Para ter palanques em todos os Estados, o PSDB acertou alianças até com partidos da base de Lula. É o caso de Pernambuco, onde o senador Jarbas Vasconcelos, do PMDB, vai concorrer ao governo contra a orientação do partido. Na Paraíba, os tucanos admitem apoiar o prefeito de João Pessoa, Ricardo Coutinho, ex-sindicalista, fundador do PT e hoje no PSB. Incentivada pelo ex-governador Cássio Cunha Lima, cassado pela Justiça Eleitoral, a aliança anunciada na Paraíba, além dos tucanos, poderá unir DEM, PT, PCdoB, PV, PTB, PPS e PP contra o candidato do PMDB, o governador José Maranhão.

No Maranhão, o PSDB decidiu se aliar ao maior adversário do senador José Sarney (PMDB), o ex-governador Jackson Lago, também cassado por abuso de poder econômico. Na Bahia, para juntar forças, vale até se aliar a antigos desafetos. Lá, os tucanos formarão chapa com os herdeiros do grupo político do ex-senador Antônio Carlos Magalhães.
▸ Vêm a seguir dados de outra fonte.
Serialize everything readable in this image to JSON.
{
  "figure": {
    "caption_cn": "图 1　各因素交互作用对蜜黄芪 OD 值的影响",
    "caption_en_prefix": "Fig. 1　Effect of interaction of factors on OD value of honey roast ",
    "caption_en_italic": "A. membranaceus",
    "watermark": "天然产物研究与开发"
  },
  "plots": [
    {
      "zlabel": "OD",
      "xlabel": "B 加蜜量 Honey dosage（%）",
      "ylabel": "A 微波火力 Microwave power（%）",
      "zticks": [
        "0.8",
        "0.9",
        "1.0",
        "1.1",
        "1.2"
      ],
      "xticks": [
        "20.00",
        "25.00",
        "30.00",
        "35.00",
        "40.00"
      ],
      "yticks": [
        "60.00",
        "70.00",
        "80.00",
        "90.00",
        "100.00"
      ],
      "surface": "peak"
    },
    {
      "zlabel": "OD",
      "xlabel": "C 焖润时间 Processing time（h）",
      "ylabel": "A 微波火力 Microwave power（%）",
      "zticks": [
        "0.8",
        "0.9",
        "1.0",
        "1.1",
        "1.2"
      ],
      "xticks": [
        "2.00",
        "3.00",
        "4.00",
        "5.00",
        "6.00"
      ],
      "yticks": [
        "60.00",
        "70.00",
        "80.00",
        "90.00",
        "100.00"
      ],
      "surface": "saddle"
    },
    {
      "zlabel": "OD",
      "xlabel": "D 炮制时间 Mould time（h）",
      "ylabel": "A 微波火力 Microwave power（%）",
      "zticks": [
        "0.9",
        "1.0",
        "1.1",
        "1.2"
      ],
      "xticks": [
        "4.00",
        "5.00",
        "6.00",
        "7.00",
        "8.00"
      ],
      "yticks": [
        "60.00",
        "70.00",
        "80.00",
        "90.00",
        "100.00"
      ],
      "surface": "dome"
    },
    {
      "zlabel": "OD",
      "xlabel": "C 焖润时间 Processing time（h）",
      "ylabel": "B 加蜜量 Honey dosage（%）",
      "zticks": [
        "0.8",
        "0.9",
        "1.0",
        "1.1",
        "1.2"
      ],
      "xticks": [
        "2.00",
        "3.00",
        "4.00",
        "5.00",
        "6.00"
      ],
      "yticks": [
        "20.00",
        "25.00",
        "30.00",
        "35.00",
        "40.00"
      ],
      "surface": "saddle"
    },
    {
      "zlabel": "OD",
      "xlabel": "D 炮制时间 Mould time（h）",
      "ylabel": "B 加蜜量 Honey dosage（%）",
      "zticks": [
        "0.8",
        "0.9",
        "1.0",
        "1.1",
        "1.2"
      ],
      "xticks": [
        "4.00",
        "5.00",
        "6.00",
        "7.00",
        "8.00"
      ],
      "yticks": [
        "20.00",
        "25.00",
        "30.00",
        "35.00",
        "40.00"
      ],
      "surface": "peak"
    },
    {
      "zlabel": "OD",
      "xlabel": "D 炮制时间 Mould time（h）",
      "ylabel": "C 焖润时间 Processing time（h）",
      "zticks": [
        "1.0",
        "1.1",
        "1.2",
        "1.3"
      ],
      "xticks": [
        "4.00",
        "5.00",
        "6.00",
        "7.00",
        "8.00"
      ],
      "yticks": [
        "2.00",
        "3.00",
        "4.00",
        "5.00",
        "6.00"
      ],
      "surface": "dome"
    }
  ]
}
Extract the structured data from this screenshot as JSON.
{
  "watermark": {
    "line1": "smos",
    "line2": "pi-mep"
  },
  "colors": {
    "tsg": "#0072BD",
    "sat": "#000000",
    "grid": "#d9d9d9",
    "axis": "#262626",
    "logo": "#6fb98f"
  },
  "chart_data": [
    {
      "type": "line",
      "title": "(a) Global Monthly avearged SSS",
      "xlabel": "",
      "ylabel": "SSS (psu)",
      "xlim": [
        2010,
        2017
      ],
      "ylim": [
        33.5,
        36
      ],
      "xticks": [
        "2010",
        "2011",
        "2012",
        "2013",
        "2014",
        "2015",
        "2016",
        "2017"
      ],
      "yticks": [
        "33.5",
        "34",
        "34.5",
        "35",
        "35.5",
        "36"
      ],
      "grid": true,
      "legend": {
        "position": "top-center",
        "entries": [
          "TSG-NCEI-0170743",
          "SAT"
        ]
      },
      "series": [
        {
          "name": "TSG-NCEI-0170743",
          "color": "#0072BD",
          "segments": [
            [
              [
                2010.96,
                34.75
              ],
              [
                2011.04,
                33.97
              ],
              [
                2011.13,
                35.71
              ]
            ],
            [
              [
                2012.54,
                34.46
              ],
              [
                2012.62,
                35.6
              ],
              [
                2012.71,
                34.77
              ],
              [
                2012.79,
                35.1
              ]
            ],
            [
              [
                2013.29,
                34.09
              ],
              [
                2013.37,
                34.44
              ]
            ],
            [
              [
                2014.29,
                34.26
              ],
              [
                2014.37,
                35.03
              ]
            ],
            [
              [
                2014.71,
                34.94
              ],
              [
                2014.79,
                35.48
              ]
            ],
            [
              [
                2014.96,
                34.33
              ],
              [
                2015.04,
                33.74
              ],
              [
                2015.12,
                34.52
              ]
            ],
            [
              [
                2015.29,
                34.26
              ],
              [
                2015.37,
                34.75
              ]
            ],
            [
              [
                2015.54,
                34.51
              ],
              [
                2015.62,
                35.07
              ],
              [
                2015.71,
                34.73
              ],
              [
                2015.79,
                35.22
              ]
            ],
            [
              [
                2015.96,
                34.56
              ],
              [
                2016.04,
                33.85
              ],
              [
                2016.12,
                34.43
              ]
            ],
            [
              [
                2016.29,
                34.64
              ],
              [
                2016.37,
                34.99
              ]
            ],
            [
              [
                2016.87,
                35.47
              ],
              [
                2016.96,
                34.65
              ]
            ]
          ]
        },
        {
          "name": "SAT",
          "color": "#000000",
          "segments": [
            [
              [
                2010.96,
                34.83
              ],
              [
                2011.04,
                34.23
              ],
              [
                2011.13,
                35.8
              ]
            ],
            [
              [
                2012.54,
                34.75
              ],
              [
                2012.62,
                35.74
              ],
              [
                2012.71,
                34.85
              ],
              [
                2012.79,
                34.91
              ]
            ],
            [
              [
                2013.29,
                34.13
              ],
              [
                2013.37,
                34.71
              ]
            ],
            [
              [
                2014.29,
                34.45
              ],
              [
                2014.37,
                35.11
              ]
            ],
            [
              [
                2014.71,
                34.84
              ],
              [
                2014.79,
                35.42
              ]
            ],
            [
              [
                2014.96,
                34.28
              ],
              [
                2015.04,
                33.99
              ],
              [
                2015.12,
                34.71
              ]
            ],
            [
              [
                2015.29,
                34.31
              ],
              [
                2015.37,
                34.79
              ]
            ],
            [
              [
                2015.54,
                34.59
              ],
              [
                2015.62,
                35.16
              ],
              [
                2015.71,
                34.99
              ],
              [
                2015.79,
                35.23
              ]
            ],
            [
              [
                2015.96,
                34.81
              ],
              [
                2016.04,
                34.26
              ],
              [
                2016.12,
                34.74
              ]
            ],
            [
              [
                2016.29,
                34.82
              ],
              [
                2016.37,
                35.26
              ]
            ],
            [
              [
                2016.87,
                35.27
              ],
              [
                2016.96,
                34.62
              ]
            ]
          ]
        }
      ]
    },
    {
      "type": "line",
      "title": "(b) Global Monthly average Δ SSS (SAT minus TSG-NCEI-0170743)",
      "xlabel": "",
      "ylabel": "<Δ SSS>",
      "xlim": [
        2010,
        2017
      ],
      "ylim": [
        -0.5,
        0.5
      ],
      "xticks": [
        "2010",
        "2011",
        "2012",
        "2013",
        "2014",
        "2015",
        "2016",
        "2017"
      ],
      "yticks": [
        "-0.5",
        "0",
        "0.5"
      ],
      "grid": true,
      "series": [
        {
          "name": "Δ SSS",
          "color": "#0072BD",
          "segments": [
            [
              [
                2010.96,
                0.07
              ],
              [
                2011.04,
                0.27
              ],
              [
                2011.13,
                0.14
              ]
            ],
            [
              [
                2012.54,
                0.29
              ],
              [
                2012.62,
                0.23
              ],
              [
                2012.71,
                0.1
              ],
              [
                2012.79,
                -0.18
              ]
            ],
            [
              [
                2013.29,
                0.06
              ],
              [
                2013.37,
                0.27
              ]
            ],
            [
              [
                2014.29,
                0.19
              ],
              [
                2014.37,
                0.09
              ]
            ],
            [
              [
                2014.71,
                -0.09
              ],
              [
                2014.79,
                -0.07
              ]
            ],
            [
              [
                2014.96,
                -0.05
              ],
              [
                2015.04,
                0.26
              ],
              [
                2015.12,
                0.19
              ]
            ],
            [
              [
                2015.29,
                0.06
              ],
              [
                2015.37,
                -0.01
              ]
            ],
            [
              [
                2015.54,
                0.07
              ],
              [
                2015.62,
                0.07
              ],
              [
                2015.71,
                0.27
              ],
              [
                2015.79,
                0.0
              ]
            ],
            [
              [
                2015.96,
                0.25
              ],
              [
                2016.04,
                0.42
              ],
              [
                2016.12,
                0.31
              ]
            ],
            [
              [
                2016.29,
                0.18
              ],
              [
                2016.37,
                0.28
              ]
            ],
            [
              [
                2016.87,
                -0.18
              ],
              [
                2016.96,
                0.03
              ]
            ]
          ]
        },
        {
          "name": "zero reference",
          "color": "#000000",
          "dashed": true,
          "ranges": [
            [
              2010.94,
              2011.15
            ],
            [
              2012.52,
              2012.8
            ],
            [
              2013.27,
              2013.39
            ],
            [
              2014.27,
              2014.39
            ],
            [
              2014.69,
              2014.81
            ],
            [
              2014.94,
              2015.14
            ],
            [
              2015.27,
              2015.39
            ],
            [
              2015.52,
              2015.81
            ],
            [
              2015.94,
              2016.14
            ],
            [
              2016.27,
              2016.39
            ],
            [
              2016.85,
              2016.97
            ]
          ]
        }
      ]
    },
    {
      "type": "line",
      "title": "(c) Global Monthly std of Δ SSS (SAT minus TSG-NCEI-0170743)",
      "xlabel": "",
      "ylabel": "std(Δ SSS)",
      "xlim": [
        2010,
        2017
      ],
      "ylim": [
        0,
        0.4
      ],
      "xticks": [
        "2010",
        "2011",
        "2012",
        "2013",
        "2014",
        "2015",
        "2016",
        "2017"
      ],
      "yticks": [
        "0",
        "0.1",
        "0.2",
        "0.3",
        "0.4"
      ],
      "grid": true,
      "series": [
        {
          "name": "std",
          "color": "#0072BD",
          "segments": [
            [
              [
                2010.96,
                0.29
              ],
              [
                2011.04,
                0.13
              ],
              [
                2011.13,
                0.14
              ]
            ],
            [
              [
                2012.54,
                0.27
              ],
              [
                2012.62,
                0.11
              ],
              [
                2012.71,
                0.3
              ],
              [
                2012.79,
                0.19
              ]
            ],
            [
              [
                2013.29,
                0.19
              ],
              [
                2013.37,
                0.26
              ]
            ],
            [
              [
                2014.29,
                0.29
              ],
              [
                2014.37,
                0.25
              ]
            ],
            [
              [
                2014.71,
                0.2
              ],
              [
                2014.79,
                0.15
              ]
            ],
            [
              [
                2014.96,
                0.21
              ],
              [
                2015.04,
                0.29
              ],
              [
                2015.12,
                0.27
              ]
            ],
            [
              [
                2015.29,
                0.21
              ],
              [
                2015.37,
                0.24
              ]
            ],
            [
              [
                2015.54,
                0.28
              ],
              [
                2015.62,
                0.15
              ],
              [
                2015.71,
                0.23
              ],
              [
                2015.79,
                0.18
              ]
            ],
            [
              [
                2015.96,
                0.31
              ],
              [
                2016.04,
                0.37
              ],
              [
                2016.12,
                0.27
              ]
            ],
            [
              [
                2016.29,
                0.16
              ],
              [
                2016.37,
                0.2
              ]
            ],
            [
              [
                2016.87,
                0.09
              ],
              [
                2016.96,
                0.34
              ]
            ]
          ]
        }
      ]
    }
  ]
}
Serra ainda tem questões a resolver no próprio partido. Em Santa Catarina, o PSDB espera que o vice-governador Leonel Pavan livre-se de denúncias de irregularidades para indicá-lo como candidato. No Rio Grande do Sul, quinto colégio eleitoral, Serra tem a opção de se aliar ao peemedebista José Fogaça, bem colocado nas pesquisas para o governo. Mas a aliança esbarra na disposição da governadora Yeda Crusius de se candidatar à reeleição, apesar do desgaste polítco enfrentado por ela pelas denúncias de caixa dois.

Um dos maiores problemas para Serra está no Ceará. O nome natural do partido para concorrer ao governo seria o do senador Tasso Jereissati. Mas Tasso, que já foi governador por três mandatos, resiste a assumir a empreitada. Prefere disputar a reeleição e apoiar a recondução do atual governador, Cid Gomes, do PSB. Apesar dessa pendência, o início do ano eleitoral revelou que, ao contrário do que parecia, os tucanos avançaram nas montagens dos palanques de Serra.

Pelo menos por enquanto, Serra pode comemorar o acerto da tática do silêncio e de se manter com os nervos de aço.